NOTE: Another paper on the same issue in the same journal.

A study of the influence of uncertain, stochastic delays in the stability of LTI SISO systems

T. Qi, J. Zhu and J. Chen, “Fundamental Limits on Uncertain Delays: When Is a Delay System Stabilizable by LTI Controllers?,” in IEEE Transactions on Automatic Control, vol. 62, no. 3, pp. 1314-1328, March 2017. DOI: 10.1109/TAC.2016.2584007.

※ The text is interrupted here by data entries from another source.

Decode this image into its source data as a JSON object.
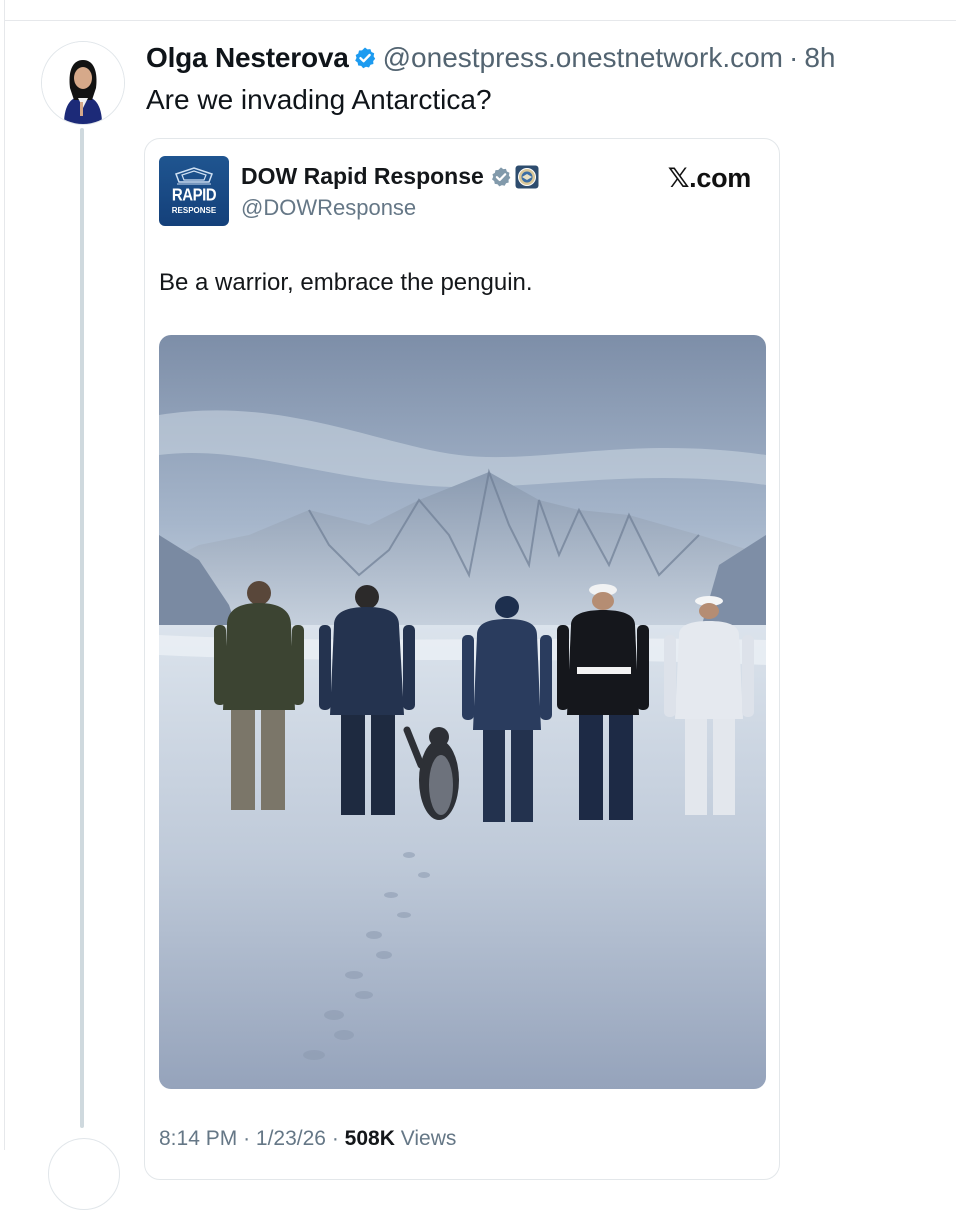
{
  "post": {
    "author_name": "Olga Nesterova",
    "author_handle": "@onestpress.onestnetwork.com",
    "separator": "·",
    "time_ago": "8h",
    "text": "Are we invading Antarctica?"
  },
  "quoted_post": {
    "author_name": "DOW Rapid Response",
    "author_handle": "@DOWResponse",
    "source": "𝕏.com",
    "text": "Be a warrior, embrace the penguin.",
    "logo_text_top": "RAPID",
    "logo_text_bottom": "RESPONSE",
    "footer": {
      "time": "8:14 PM",
      "date": "1/23/26",
      "separator": "·",
      "views_count": "508K",
      "views_label": "Views"
    }
  },
  "colors": {
    "verified_blue": "#1d9bf0",
    "muted_text": "#536471",
    "thread_line": "#cfd9de",
    "logo_blue": "#1a4b86"
  },
  "icons": {
    "verified": "verified-badge-icon",
    "gray_verified": "gray-verified-badge-icon",
    "seal": "dod-seal-icon"
  }
}
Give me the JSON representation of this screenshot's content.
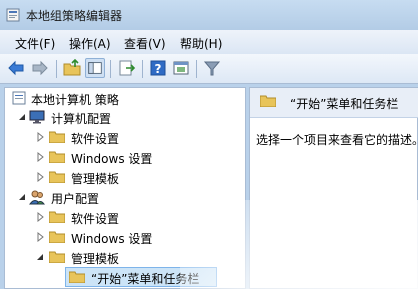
{
  "window": {
    "title": "本地组策略编辑器"
  },
  "menu": [
    "文件(F)",
    "操作(A)",
    "查看(V)",
    "帮助(H)"
  ],
  "toolbar": {
    "buttons": [
      "back-icon",
      "forward-icon",
      "up-folder-icon",
      "show-hide-tree-icon",
      "export-list-icon",
      "help-icon",
      "properties-icon",
      "filter-icon"
    ]
  },
  "tree": {
    "root": "本地计算机 策略",
    "computer_config": "计算机配置",
    "user_config": "用户配置",
    "software_settings": "软件设置",
    "windows_settings": "Windows 设置",
    "admin_templates": "管理模板",
    "start_menu": "“开始”菜单和任务栏"
  },
  "right_pane": {
    "header": "“开始”菜单和任务栏",
    "description": "选择一个项目来查看它的描述。"
  },
  "colors": {
    "folder": "#e8c45a",
    "selection": "#cce4f7"
  }
}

This paper concerns the stabilization of linear time-invariant (LTI) systems subject to uncertain, possibly time-varying delays. The fundamental issue under investigation, referred to as the delay margin problem, addresses the question: What is the largest range of delay such that there exists a single LTI feedback controller capable of stabilizing all the plants for delays within that range? Drawing upon analytic interpolation and rational approximation techniques, we derive fundamental bounds on the delay margin, within which the delay plant is guaranteed to be stabilizable by a certain LTI output feedback controller. Our contribution is threefold. First, for single-input single-output (SISO) systems with an arbitrary number of plant unstable poles and nonminimum phase zeros, we provide an explicit, computationally efficient bound on the delay margin, which requires computing only the largest real eigenvalue of a constant matrix. Second, for multi-input multi-output (MIMO) systems, we show that estimates on the variation ranges of multiple delays can be obtained by solving LMI problems, and further, by finding bounds on the radius of delay variations. Third, we show that these bounds and estimates can be extended to systems subject to time-varying delays. When specialized to more specific cases, e.g., to plants with one unstable pole but possibly multiple nonminimum phase zeros, our results give rise to analytical expressions exhibiting explicit dependence of the bounds and estimates on the pole and zeros, thus demonstrating how fundamentally unstable poles and nonminimum phase zeros may limit the range of delays over which a plant can be stabilized by a LTI controller.